Welcome! I very rashly decided to do this A-to-Z business again – but hey, it should be fun.
For A, I’ll talk about ansibles. The term was first used by Ursula K. Le Guin, and has since found its way into many works of science-fiction. Perhaps the most memorable use is in Orson Scott Card’s Ender series, where ansibles figure very heavily into the story.
An ansible is a communication device that allows for instantaneous communication over great distances. For example, if you want to call up a rover on Mars, it can take anywhere from 4 minutes to 24 minutes, depending on the positions of the two planets. With an ansible, you could call it up and get data back from it instantly.

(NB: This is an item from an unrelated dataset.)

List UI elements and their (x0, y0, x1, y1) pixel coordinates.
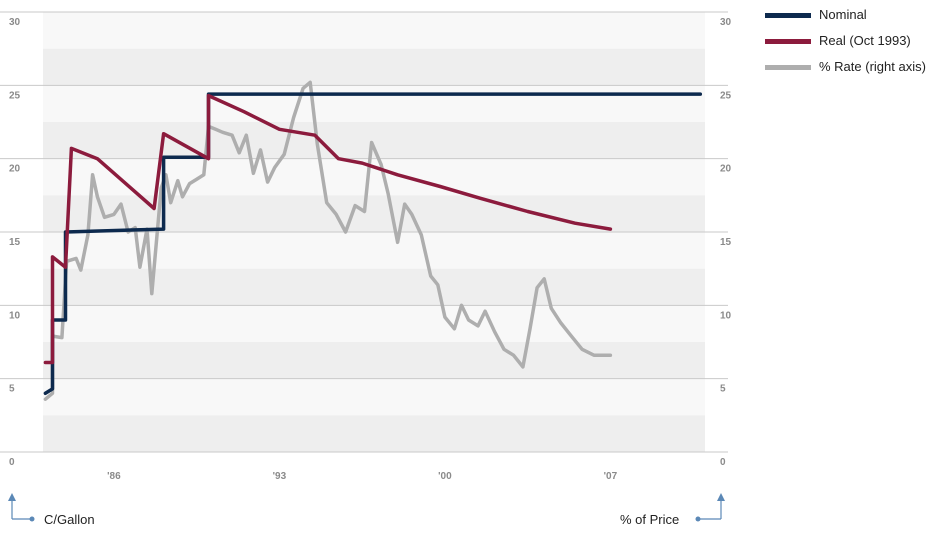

Einstein told us that this can’t happen – information is limited by the speed of light.
Max Speed: 1,079,252,848 km/h or 670,616,629 mph
Any faster than that, and information would effectively travel backward in time (which, as far as anyone can tell, is impossible). So that’s why ansibles and other ways of FTL communication (like Star Trek’s subspace transmissions) remain in the sci-fi realm.
Now, there might be a way to pull it off with quantum entanglement. The best way to explain this is with a quote from livescience.com:
In quantum physics, entangled particles remain connected so that actions performed on one affect the other, even when separated by great distances. The phenomenon so riled Albert Einstein he called it “spooky action at a distance.”
The rules of quantum physics state that an unobserved photon exists in all possible states simultaneously but, when observed or measured, exhibits only one state.
Spin is depicted here as an axis of rotation, but actual particles do not rotate.
Entanglement occurs when a pair of particles, such as photons, interact physically. A laser beam fired through a certain type of crystal can cause individual photons to be split into pairs of entangled photons.
The photons can be separated by a large distance, hundreds of miles or even more.
When observed, Photon A takes on an up-spin state. Entangled Photon B, though now far away, takes up a state relative to that of Photon A (in this case, a down-spin state). The transfer of state between Photon A and Photon B takes place at a speed of at least 10,000 times the speed of light, possibly even instantaneously, regardless of distance.
So there might be a way to use entangled particles to transmit over distances , but it remains to be seen if usable information can actually be sent this way.
In my current fiction:
I haven’t mentioned any ansibles in Far Flung yet. But hey, the story is made up of logs that are somehow transmitted to Earth, so there must be something similar coming into the story!